The most recent report has stated that three men have been arrested in "separate 'Dark Knight' incidents." The pairing of the three cases could cause fear in some, who believe that copycat criminals will attempt to mimic the actions of James Holmes, who left 12 dead after a shooting rampage in a Colorado movie theater. The news arrests however, do not necessarily have strong links to the film.

Michael William Borboa, 27, was arrested in Arizona for disorderly conduct when he the allegedly drunk man was confronted for his drunken state. At least 50 people fled the theater in fear that the situation would escalate.

While the incident reflects the fact that many people's nerves are heightened following the tragedy in Colorado, neither violence nor "The Dark Knight" was relevant to the case.

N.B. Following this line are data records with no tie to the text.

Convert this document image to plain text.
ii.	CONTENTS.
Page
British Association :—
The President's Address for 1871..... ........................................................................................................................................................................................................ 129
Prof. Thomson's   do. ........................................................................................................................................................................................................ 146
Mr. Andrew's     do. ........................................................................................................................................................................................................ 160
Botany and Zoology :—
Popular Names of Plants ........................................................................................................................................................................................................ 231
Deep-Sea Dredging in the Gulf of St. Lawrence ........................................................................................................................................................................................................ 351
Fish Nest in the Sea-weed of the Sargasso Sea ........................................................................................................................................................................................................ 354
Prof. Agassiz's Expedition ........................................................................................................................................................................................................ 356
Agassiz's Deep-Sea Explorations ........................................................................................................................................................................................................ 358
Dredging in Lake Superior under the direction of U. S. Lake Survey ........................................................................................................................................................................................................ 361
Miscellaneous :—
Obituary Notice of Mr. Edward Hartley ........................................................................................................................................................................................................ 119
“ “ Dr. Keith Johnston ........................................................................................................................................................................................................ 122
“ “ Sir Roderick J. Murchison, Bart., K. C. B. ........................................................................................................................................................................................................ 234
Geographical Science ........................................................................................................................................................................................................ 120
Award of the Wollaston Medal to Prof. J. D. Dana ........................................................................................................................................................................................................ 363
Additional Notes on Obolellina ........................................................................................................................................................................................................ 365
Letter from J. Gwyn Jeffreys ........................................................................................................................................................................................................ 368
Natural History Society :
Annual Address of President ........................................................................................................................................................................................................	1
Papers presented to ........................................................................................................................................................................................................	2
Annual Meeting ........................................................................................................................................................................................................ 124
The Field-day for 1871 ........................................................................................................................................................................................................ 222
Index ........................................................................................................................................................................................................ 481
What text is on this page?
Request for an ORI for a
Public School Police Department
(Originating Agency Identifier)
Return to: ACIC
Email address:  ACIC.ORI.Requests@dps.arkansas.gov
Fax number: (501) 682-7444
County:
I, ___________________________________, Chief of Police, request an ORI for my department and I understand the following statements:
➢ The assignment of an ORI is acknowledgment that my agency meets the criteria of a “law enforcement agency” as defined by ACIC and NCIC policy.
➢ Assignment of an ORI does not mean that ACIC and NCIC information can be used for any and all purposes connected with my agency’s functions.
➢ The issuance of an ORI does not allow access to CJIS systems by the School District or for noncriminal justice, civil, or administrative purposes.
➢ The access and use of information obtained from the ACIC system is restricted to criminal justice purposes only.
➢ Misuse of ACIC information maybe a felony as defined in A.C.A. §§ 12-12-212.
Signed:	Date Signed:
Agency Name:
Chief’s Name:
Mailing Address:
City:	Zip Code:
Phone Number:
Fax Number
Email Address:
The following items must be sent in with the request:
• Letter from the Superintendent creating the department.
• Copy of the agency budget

In Maine a man was arrested for threatening to shoot a former employee a day after he watched "The Dark Knight." Although the man had viewed the movie, there was no public statement that the movie had influenced his plans to murder the estranged employee.

The most concerning incident occurred in Los Angeles when 52-year-old Clark Tabor threatened other movie goers.

"I should go off like in Colorado," Tabor said according to Fox News. "They said he then asked: 'Does anybody have a gun?'"

Although Tabor was arrested, he was not armed and did not appear to have any actual plans to open fire in the theater.

While the Colorado shooting has not been considered an act of terrorism, Dr. Anthony Lemieux, a professor at Emory University's medical school, has stated that the event still has a similar effect according Fox Atlanta News.

"It shows people that there are these potentials for this type of harm to visit us at seemingly any time, at any place. And so I think that's one of the things that's going to go more broadly," Lemieux said. "I think it gives us an opportunity, as a public, as a general society to think more about how resilient we can be in the face of these kinds of tragedies and attacks."